I agree with Trevor, Ximin.

There's an old wry aphorism that any job not worth doing is not worth doing 
well. I don't think that worrying a lot about those issues is *worth* it.

Another relevant aphorism is Dr. Franklin's, that a secret can be kept by three 
people so long as two of them are dead.

Once you get into multiparty communications like an encrypted chat room or IRC 
channel, the fact that humans *presume* they can blab about things said "in 
public" is a much bigger threat to communications than any crypto. In a simple 
case of three people, I bet that the work factor to break things is 2^10, and 
certainly not 2^20. (Whatever that really means. 2^10 is "one in a thousand" 
and 2^20 is "one in a million" and my intuition is that the chance someone 
would blab something juicy is less than one in a million, even if I don't know 
the direct object of that million.) By the time you have a typical IRC chat, 
where people come and go, idle, lurk, log, etc., none of the vulnerabilities 
are in the crypto. So don't over-design it.

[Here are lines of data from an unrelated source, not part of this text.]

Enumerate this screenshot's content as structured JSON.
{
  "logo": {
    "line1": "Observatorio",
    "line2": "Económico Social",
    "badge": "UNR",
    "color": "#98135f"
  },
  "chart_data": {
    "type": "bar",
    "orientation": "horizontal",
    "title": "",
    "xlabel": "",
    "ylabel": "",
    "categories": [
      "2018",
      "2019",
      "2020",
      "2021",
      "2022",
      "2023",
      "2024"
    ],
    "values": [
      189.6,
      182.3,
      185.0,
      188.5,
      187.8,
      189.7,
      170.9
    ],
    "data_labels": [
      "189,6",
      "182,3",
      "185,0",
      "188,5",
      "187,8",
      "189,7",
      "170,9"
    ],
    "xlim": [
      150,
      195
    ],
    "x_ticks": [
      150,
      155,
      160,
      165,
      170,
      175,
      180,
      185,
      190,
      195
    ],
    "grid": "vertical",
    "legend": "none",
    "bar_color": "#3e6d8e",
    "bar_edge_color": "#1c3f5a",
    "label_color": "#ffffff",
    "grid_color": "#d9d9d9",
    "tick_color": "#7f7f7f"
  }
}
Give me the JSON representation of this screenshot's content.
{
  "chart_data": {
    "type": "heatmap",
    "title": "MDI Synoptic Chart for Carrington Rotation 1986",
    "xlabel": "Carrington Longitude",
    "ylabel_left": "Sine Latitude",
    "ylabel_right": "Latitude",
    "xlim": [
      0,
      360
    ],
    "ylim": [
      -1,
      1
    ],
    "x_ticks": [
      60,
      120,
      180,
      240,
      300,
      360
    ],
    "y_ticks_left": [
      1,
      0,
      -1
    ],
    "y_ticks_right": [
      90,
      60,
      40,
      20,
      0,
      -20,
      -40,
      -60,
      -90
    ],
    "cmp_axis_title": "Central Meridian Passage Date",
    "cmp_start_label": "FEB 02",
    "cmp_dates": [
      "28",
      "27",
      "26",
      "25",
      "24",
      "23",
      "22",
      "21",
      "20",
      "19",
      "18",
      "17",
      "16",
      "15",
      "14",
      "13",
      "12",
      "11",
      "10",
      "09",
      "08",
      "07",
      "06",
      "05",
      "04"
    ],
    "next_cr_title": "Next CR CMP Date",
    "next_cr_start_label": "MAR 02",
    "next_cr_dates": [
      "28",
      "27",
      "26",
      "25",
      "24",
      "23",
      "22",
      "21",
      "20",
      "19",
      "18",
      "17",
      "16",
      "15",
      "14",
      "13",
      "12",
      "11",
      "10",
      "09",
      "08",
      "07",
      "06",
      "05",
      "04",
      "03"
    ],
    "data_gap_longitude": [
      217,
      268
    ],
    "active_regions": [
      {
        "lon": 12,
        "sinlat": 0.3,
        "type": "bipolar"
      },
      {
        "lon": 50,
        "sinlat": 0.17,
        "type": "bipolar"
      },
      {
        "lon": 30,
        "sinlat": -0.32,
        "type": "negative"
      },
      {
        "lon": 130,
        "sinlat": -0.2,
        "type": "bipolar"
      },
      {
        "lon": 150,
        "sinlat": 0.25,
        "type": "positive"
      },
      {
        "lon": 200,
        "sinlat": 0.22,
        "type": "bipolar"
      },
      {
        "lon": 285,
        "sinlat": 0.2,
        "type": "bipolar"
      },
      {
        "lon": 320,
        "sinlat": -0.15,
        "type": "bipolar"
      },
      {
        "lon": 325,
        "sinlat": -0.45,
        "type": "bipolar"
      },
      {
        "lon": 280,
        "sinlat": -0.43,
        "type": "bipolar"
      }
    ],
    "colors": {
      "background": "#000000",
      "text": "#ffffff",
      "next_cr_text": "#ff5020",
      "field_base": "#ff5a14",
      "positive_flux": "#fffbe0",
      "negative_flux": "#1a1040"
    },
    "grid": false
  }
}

We're much better off by having systems that are immune to surveillance by a 
casual adversary that lurks in the cloud (it could happen), than worrying about 
the mechanics of the actual chat. They don't *want* to have to go to the 
trouble of setting up a sock puppet to join the chat, but they will. If the 
security of the system forces them to have to deign to join the chat, you win. 
You don't need to do more than that, and as a matter of fact, you're better of 
spending effort to make it *usable*.